Daily Crude Oil Analsys

WTI Trade plan for Fri Jan 27th, 2017

WTI Crude intraday trade plan

Jan 27th 2017 Updated at 12:20 am EST on Jan 27th 2017

WTI Crude initially topped 13 ticks from first resistance at 5340/50 & bottomed 4 ticks from good support at 5275/65. However, we then shot higher through 5340/50 to the next target of 5388/90, topping 16 ticks above.

My trades yesterday were lackluster. I had one pre-market trade for about 22 ticks and only one in the regular hours for 6 ticks. I struggled trading the 30-Year Treasury Bond as well after making over $ 560 in gains and giving it all back before end of day. I just wasn’t into it yesterday and those who were in the screen share with me perhaps saw the lack in commitment from my trades or recommendations. I was biased short to begin and that did not help although I was happy to not be short yesterday.

While the Energy Information Administration (EIA) reported a 2.8-million-barrel increase, a report by Bernstein Energy is showing that global oil inventories have fallen by 24 million barrels to 5.7 billion barrels in the fourth quarter of last year from the previous quarter or 60 days of global oil consumption. It is obvious that we are seeing rising global oil demand against a backdrop of record compliance to OPEC production cuts. With the Dow breaking 20000 after an extreme period of sideways movement, the odds are high that both the stock market and demand expectations for oil will move substantially higher. While we have not yet seen $60.00 on WTI because of a strong dollar and a seasonal drop in U.S. refining runs, we are still on track to target that lofty level and longer term even higher. The decline in global oil inventories, as well as an upside breakout in the stock market, gives me more confidence repeating the point that crude oil prices have probably seen their low for this year. While black swan events can always change that outlook, from what I can see on the rising demand and shirking supply picture, this market should move higher.
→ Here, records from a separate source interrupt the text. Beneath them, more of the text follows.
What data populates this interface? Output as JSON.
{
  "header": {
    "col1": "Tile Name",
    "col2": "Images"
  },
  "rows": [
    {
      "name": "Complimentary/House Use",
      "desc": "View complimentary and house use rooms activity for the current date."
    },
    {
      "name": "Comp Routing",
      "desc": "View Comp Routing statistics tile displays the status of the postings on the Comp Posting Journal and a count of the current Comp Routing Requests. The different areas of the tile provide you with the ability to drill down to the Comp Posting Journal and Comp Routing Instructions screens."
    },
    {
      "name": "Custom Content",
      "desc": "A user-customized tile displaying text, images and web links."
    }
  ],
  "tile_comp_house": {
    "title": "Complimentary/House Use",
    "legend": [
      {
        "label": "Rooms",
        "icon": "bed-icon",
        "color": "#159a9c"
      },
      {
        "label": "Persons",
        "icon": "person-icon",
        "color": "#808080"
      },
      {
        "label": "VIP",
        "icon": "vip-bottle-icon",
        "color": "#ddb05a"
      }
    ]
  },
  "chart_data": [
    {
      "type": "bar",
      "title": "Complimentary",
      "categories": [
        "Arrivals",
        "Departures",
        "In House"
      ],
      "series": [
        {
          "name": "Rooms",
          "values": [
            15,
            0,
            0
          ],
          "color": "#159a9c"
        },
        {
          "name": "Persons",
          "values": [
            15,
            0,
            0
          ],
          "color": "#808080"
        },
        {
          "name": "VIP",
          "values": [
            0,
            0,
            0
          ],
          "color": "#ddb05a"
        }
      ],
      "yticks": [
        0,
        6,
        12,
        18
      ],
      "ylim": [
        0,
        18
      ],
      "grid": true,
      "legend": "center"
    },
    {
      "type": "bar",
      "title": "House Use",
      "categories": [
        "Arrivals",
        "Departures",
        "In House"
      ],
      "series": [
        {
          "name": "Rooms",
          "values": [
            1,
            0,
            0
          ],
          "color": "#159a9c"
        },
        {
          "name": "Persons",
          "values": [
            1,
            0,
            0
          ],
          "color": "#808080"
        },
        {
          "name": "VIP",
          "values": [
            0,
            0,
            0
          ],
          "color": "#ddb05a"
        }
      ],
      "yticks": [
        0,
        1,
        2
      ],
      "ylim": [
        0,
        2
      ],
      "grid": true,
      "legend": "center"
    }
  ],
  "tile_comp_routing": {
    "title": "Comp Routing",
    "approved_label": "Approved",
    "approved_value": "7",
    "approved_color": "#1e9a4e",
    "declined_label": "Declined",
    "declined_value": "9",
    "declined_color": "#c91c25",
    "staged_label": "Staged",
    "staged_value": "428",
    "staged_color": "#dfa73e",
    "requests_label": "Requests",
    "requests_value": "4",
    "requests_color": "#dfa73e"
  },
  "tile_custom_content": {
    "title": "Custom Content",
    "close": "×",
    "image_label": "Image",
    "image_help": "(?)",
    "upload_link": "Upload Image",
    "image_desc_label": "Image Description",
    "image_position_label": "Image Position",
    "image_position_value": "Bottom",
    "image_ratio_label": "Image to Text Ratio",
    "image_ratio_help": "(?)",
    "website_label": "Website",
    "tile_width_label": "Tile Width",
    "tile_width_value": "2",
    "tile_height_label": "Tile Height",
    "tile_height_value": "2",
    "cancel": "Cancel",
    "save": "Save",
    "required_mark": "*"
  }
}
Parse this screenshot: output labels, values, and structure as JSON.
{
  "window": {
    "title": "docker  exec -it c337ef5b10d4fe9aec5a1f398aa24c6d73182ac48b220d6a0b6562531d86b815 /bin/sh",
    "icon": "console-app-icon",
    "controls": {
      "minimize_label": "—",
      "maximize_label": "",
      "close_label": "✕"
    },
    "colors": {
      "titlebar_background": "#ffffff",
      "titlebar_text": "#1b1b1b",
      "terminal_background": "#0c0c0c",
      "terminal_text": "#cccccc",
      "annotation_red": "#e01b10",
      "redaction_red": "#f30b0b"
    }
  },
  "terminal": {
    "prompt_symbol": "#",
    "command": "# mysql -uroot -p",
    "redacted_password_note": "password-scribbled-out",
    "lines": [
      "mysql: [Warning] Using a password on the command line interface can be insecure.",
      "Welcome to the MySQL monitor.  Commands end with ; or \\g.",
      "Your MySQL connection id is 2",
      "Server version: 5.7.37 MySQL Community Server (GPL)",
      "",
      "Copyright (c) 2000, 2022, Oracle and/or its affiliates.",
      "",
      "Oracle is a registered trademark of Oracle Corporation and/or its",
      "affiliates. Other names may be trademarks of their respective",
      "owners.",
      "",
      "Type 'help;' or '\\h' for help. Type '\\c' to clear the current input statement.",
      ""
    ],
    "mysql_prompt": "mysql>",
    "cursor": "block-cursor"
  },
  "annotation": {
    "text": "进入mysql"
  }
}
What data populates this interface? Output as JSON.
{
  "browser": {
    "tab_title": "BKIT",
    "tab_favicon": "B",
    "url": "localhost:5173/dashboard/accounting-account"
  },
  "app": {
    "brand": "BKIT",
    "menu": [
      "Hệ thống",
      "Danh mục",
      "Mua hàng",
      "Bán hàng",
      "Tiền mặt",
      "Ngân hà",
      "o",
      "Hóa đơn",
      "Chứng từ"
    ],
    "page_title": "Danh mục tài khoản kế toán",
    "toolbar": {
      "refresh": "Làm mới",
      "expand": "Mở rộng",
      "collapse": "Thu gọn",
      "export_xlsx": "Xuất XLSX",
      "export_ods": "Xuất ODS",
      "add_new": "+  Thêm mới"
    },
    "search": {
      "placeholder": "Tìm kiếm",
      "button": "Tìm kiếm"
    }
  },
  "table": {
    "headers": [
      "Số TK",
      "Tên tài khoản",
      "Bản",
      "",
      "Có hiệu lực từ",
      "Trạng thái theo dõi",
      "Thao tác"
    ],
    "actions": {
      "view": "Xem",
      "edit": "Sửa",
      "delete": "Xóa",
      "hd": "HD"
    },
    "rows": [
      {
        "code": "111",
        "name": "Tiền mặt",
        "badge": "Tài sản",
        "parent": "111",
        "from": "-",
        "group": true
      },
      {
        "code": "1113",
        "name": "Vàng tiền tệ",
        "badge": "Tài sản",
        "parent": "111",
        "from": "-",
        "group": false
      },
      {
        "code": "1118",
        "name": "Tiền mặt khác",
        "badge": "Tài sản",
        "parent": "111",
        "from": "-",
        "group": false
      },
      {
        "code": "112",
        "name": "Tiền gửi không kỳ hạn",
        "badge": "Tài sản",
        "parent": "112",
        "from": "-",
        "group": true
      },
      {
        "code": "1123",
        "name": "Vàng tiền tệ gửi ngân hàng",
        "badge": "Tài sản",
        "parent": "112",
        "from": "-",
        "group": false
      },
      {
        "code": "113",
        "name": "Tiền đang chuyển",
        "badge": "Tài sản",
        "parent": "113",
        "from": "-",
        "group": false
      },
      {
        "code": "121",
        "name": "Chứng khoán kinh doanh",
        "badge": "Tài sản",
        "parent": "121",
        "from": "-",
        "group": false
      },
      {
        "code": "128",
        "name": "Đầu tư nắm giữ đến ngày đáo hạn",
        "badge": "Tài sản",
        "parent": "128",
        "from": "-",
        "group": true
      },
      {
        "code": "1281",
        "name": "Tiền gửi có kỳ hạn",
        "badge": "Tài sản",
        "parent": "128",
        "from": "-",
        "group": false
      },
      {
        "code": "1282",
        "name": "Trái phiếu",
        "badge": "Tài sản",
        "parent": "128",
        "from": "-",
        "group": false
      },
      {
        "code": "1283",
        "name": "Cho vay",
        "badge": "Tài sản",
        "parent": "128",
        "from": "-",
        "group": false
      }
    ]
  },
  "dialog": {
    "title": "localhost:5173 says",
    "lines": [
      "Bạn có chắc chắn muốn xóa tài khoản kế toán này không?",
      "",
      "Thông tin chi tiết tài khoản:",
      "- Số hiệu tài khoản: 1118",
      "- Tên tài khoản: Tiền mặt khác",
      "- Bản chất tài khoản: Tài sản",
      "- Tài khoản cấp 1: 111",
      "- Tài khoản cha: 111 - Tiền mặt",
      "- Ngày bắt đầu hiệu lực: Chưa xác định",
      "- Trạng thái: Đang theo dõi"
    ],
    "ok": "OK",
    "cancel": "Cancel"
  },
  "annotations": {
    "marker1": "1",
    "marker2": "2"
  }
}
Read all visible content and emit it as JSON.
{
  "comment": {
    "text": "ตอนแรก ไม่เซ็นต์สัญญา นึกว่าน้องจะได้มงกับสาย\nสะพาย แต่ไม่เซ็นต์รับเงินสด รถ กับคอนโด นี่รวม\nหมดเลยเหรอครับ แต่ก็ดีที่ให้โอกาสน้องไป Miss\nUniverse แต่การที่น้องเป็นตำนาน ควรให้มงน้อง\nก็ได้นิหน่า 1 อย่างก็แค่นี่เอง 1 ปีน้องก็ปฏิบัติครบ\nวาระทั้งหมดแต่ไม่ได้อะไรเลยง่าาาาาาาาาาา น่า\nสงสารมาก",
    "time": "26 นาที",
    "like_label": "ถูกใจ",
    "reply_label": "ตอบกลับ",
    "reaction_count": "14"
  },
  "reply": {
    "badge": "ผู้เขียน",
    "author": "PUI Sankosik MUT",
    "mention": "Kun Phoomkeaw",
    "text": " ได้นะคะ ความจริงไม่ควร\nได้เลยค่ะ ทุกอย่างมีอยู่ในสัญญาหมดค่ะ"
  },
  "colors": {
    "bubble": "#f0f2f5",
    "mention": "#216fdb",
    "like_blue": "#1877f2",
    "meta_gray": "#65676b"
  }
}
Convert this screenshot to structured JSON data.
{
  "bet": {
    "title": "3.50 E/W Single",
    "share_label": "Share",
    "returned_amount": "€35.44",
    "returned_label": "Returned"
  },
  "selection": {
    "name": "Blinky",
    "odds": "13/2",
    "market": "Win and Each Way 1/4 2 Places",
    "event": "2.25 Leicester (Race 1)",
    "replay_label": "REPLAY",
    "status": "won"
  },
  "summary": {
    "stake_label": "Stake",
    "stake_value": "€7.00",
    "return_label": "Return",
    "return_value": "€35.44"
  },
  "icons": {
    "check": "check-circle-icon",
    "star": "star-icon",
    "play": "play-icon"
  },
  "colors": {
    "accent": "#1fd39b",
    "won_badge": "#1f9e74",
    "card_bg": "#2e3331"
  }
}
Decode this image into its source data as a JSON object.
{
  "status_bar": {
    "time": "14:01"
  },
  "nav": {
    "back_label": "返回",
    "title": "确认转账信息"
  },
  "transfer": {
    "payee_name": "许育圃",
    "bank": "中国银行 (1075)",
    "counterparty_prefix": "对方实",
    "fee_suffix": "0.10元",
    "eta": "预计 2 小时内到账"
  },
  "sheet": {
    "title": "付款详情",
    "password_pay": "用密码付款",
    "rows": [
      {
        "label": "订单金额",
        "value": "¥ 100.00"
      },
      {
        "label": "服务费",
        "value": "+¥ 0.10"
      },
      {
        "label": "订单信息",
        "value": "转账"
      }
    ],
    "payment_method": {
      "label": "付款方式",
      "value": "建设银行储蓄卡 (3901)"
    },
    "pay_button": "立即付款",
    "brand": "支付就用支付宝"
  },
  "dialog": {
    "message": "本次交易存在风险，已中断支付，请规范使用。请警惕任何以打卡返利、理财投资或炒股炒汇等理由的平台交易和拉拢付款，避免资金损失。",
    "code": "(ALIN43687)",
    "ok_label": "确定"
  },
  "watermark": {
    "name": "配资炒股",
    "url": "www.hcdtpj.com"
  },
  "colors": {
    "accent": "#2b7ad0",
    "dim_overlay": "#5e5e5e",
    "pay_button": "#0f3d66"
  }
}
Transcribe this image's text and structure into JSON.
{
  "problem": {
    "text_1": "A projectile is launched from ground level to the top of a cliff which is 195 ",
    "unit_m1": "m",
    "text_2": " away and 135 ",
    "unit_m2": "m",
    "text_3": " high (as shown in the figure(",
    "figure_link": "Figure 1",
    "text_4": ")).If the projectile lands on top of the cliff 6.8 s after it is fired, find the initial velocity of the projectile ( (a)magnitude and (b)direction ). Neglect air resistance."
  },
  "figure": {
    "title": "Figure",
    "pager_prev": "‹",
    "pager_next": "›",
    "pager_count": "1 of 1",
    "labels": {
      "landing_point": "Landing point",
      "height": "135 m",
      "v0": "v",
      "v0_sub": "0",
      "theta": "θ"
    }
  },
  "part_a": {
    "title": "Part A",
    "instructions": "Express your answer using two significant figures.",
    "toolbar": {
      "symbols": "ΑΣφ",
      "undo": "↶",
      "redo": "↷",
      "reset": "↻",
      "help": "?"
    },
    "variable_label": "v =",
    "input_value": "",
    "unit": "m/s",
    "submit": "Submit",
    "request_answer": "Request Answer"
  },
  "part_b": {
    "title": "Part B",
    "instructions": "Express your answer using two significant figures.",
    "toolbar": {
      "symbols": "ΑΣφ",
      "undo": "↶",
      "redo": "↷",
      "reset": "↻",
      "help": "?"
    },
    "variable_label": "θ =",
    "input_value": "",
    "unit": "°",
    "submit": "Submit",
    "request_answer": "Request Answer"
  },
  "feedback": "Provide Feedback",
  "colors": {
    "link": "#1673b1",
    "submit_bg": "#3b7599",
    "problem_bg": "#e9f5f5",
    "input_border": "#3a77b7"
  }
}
For the upside forecast today, a break above 54.06 targets first resistance at 54.30/40. We should struggle here as we become overbought short term but a break above 5460 signals further gains towards 54.90/55.00 & perhaps as far as 55.20 in to next week.

WTI Crude first support at 53.55/50 must hold the downside if we are to build on the very slow gains from last week. However further losses meet the last line of defense for bulls at 53.20/15. Longs need stops below 5295. Failure here is a short term sell signal targeting 52.70/65.

Pivots for Jan 27th, 2017

R3=54.95 | R2=54.42| R1=54.11 <-> S1=53.49 | S2=53.18 | S3=52.65

WTI Daily Chart  

screen-shot-2017-01-27-at-12-44-25-am

Crude edges higher in Asia in thin trade as Lunar New Year approaches

Jan 27th 2017 Updated at 12:39 am EST on Jan 27th 2017

Crude prices were quoted flat to higher in Asia on Friday with trade thin as China starts week-long Lunar New Year holidays and other markets shut as well.

Global benchmark Brent crude was quoted flat at $56.24 a barrel on London’s Intercontinental Exchange, while U.S. crude on the New York Mercantile Exchange rose 0.15% to $53.86 a barrel.

At the end of the week, oilfield services firm Baker Hughes will give its estimates of the number of rigs drilling for oil and gas in the U.S. Data released last week showed U.S. drillers added 29 rigs, the most in almost four years by the end of the previous week, taking the total count to 551, the most since November 2015. U.S. oil production has risen by more than 6 percent since mid-2016, though it remains 7 percent below the 2015 peak, and is back to levels of late 2014 when oil started a sharp drop from above $100 a barrel.

The higher production is spurred by price gains since the launch this year of a coordinated six-month global deal to curb crude oil supplies to the market by nearly 1.8 million barrels per day by OPEC and key non-OPEC nations led by Russia. Ministers said that 1.5 million barrels a day of the roughly 1.8 million in cuts pledged by OPEC and non-OPEC countries have already been taken out of the market.

Overnight, crude prices staged a rally in the U.S. on Thursday to settle at sharply higher as investors took note of a rally in share markets this week with the Dow crossing 20,000 that aided sentiment.

Demand hopes were lifted by a flurry of executive actions on immigration and regulations that affect business by President Donald Trump helped lift the Dow Jones index above 20,000 on Wednesday, including clearing the way for TransCanada to build the Keystone XL pipeline and for Energy Transfer Partners to build the final portion of the Dakota Access pipeline.